This is not quite true. There are constructs which, by design, are correct when implemented with volatile operations. From the standard as quoted in [this answer]:
The observable behavior of the abstract machine is its sequence of reads and writes to volatile data and calls to library I/O functions.
This gives us guarantees that all volatile data will be read and written as requested, without reordering with respect to the current thread.
As an example of a structure which is correct even with context-switching, the low-level acquisition of a mutex can be implemented using Dekker's Algorithm. This algorithm does not require an atomic compare-and-swap operation, but it does require the use of volatile-qualified memory. Since volatile operations of one thread are not reordered as seen by anyone (including external threads), the algorithm's correctness holds (the proof requires that operations not be reordered).

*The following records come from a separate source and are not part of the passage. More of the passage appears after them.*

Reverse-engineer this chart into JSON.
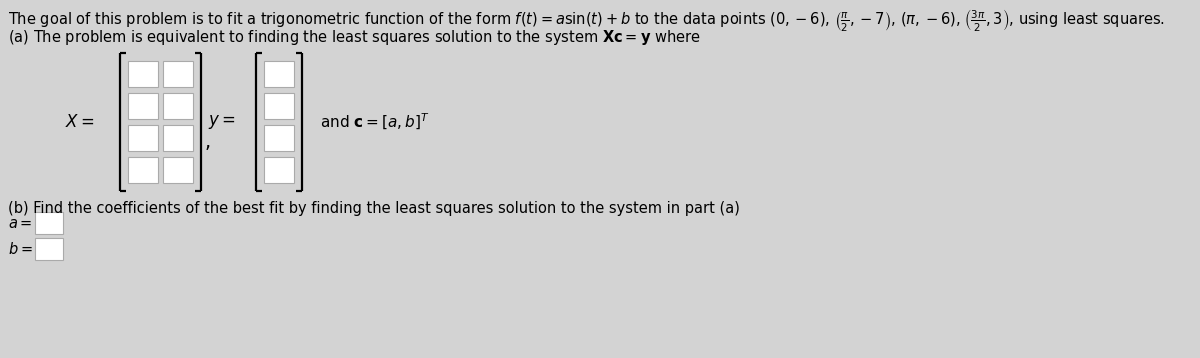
{
  "title_text": "The goal of this problem is to fit a trigonometric function of the form $f(t) = a\\sin(t) + b$ to the data points $(0, -6)$, $\\left(\\frac{\\pi}{2}, -7\\right)$, $(\\pi, -6)$, $\\left(\\frac{3\\pi}{2}, 3\\right)$, using least squares.",
  "part_a_text": "(a) The problem is equivalent to finding the least squares solution to the system $\\mathbf{Xc} = \\mathbf{y}$ where",
  "x_label": "$X =$",
  "y_label": "$y =$",
  "and_c_text": "and $\\mathbf{c} = [a, b]^T$",
  "part_b_text": "(b) Find the coefficients of the best fit by finding the least squares solution to the system in part (a)",
  "a_label": "$a =$",
  "b_label": "$b =$",
  "bg_color": "#d3d3d3",
  "text_color": "#000000",
  "box_fill": "#ffffff",
  "box_edge": "#aaaaaa",
  "title_fontsize": 10.5,
  "label_fontsize": 12,
  "small_fontsize": 10
}
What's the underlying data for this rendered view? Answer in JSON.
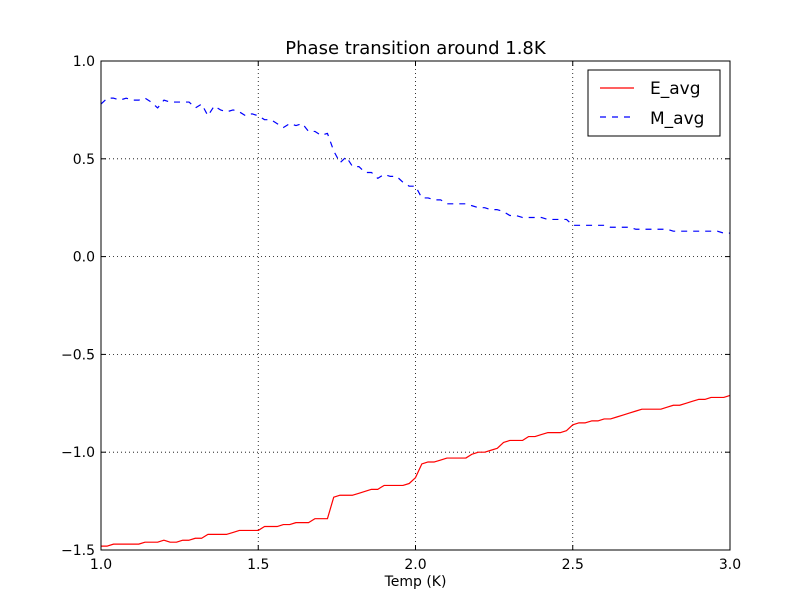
{
  "chart_data": {
    "type": "line",
    "title": "Phase transition around 1.8K",
    "xlabel": "Temp (K)",
    "ylabel": "",
    "xlim": [
      1.0,
      3.0
    ],
    "ylim": [
      -1.5,
      1.0
    ],
    "xticks": [
      1.0,
      1.5,
      2.0,
      2.5,
      3.0
    ],
    "xtick_labels": [
      "1.0",
      "1.5",
      "2.0",
      "2.5",
      "3.0"
    ],
    "yticks": [
      -1.5,
      -1.0,
      -0.5,
      0.0,
      0.5,
      1.0
    ],
    "ytick_labels": [
      "−1.5",
      "−1.0",
      "−0.5",
      "0.0",
      "0.5",
      "1.0"
    ],
    "grid": true,
    "legend_position": "top-right",
    "series": [
      {
        "name": "E_avg",
        "color": "#ff0000",
        "style": "solid",
        "x": [
          1.0,
          1.02,
          1.04,
          1.06,
          1.08,
          1.1,
          1.12,
          1.14,
          1.16,
          1.18,
          1.2,
          1.22,
          1.24,
          1.26,
          1.28,
          1.3,
          1.32,
          1.34,
          1.36,
          1.38,
          1.4,
          1.42,
          1.44,
          1.46,
          1.48,
          1.5,
          1.52,
          1.54,
          1.56,
          1.58,
          1.6,
          1.62,
          1.64,
          1.66,
          1.68,
          1.7,
          1.72,
          1.74,
          1.76,
          1.78,
          1.8,
          1.82,
          1.84,
          1.86,
          1.88,
          1.9,
          1.92,
          1.94,
          1.96,
          1.98,
          2.0,
          2.02,
          2.04,
          2.06,
          2.08,
          2.1,
          2.12,
          2.14,
          2.16,
          2.18,
          2.2,
          2.22,
          2.24,
          2.26,
          2.28,
          2.3,
          2.32,
          2.34,
          2.36,
          2.38,
          2.4,
          2.42,
          2.44,
          2.46,
          2.48,
          2.5,
          2.52,
          2.54,
          2.56,
          2.58,
          2.6,
          2.62,
          2.64,
          2.66,
          2.68,
          2.7,
          2.72,
          2.74,
          2.76,
          2.78,
          2.8,
          2.82,
          2.84,
          2.86,
          2.88,
          2.9,
          2.92,
          2.94,
          2.96,
          2.98,
          3.0
        ],
        "values": [
          -1.48,
          -1.48,
          -1.47,
          -1.47,
          -1.47,
          -1.47,
          -1.47,
          -1.46,
          -1.46,
          -1.46,
          -1.45,
          -1.46,
          -1.46,
          -1.45,
          -1.45,
          -1.44,
          -1.44,
          -1.42,
          -1.42,
          -1.42,
          -1.42,
          -1.41,
          -1.4,
          -1.4,
          -1.4,
          -1.4,
          -1.38,
          -1.38,
          -1.38,
          -1.37,
          -1.37,
          -1.36,
          -1.36,
          -1.36,
          -1.34,
          -1.34,
          -1.34,
          -1.23,
          -1.22,
          -1.22,
          -1.22,
          -1.21,
          -1.2,
          -1.19,
          -1.19,
          -1.17,
          -1.17,
          -1.17,
          -1.17,
          -1.16,
          -1.13,
          -1.06,
          -1.05,
          -1.05,
          -1.04,
          -1.03,
          -1.03,
          -1.03,
          -1.03,
          -1.01,
          -1.0,
          -1.0,
          -0.99,
          -0.98,
          -0.95,
          -0.94,
          -0.94,
          -0.94,
          -0.92,
          -0.92,
          -0.91,
          -0.9,
          -0.9,
          -0.9,
          -0.89,
          -0.86,
          -0.85,
          -0.85,
          -0.84,
          -0.84,
          -0.83,
          -0.83,
          -0.82,
          -0.81,
          -0.8,
          -0.79,
          -0.78,
          -0.78,
          -0.78,
          -0.78,
          -0.77,
          -0.76,
          -0.76,
          -0.75,
          -0.74,
          -0.73,
          -0.73,
          -0.72,
          -0.72,
          -0.72,
          -0.71
        ]
      },
      {
        "name": "M_avg",
        "color": "#0000ff",
        "style": "dashed",
        "x": [
          1.0,
          1.02,
          1.04,
          1.06,
          1.08,
          1.1,
          1.12,
          1.14,
          1.16,
          1.18,
          1.2,
          1.22,
          1.24,
          1.26,
          1.28,
          1.3,
          1.32,
          1.34,
          1.36,
          1.38,
          1.4,
          1.42,
          1.44,
          1.46,
          1.48,
          1.5,
          1.52,
          1.54,
          1.56,
          1.58,
          1.6,
          1.62,
          1.64,
          1.66,
          1.68,
          1.7,
          1.72,
          1.74,
          1.76,
          1.78,
          1.8,
          1.82,
          1.84,
          1.86,
          1.88,
          1.9,
          1.92,
          1.94,
          1.96,
          1.98,
          2.0,
          2.02,
          2.04,
          2.06,
          2.08,
          2.1,
          2.12,
          2.14,
          2.16,
          2.18,
          2.2,
          2.22,
          2.24,
          2.26,
          2.28,
          2.3,
          2.32,
          2.34,
          2.36,
          2.38,
          2.4,
          2.42,
          2.44,
          2.46,
          2.48,
          2.5,
          2.52,
          2.54,
          2.56,
          2.58,
          2.6,
          2.62,
          2.64,
          2.66,
          2.68,
          2.7,
          2.72,
          2.74,
          2.76,
          2.78,
          2.8,
          2.82,
          2.84,
          2.86,
          2.88,
          2.9,
          2.92,
          2.94,
          2.96,
          2.98,
          3.0
        ],
        "values": [
          0.78,
          0.81,
          0.81,
          0.8,
          0.81,
          0.8,
          0.8,
          0.81,
          0.79,
          0.76,
          0.8,
          0.79,
          0.79,
          0.79,
          0.79,
          0.76,
          0.78,
          0.72,
          0.77,
          0.75,
          0.74,
          0.75,
          0.74,
          0.72,
          0.73,
          0.72,
          0.7,
          0.7,
          0.68,
          0.66,
          0.68,
          0.67,
          0.68,
          0.64,
          0.64,
          0.62,
          0.63,
          0.54,
          0.48,
          0.51,
          0.46,
          0.46,
          0.43,
          0.43,
          0.4,
          0.42,
          0.41,
          0.41,
          0.38,
          0.36,
          0.36,
          0.3,
          0.3,
          0.29,
          0.29,
          0.27,
          0.27,
          0.27,
          0.27,
          0.26,
          0.25,
          0.25,
          0.24,
          0.24,
          0.23,
          0.21,
          0.21,
          0.2,
          0.2,
          0.2,
          0.2,
          0.19,
          0.19,
          0.19,
          0.19,
          0.16,
          0.16,
          0.16,
          0.16,
          0.16,
          0.16,
          0.15,
          0.15,
          0.15,
          0.15,
          0.14,
          0.14,
          0.14,
          0.14,
          0.14,
          0.14,
          0.13,
          0.13,
          0.13,
          0.13,
          0.13,
          0.13,
          0.13,
          0.13,
          0.12,
          0.12
        ]
      }
    ]
  }
}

Likewise, because volatile reads always read from actual memory and not from a cached value, the algorithm can make progress when the lock is made available.

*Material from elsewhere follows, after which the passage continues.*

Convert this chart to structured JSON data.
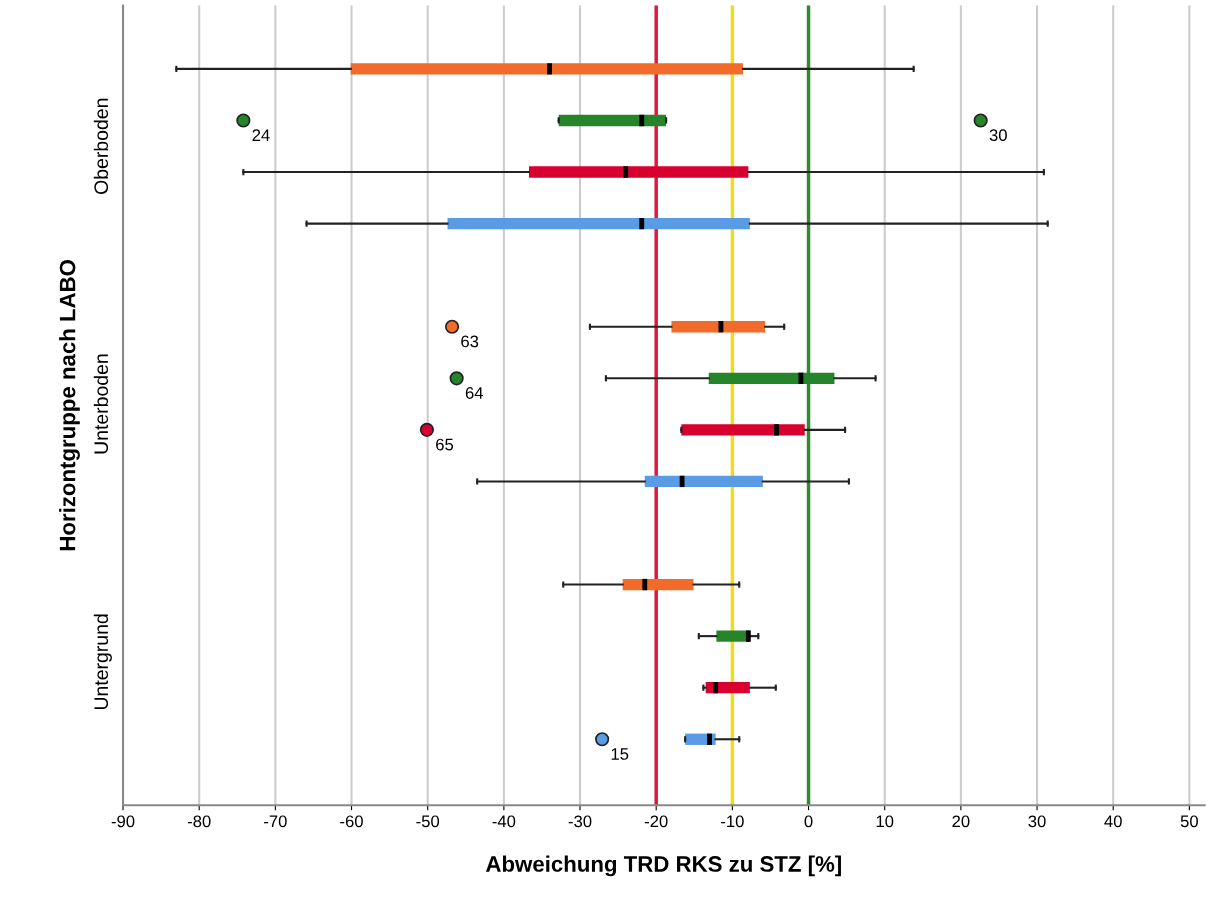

It is an exercise to show to the reader that this algorithm can be used to construct, for example, a safe locking idiom.
Another example of (safe) use of volatile variables is the code given in your question, when executed on a single-threaded processor without context switches (e.g. a microcontroller with interrupts disabled) with x
pointing into the memory mapping of an external device. This assumes that the code is actually correct for the device's intended use (i.e. as soon as busy is deasserted, a single write to the data register will initiate whatever task is required of it).
Volatile reads ensure that your program makes progress when the device is no longer busy (liveness), because the compiler cannot simply coalesce the loop into a single memory read followed by an infinite loop taken if the device was busy.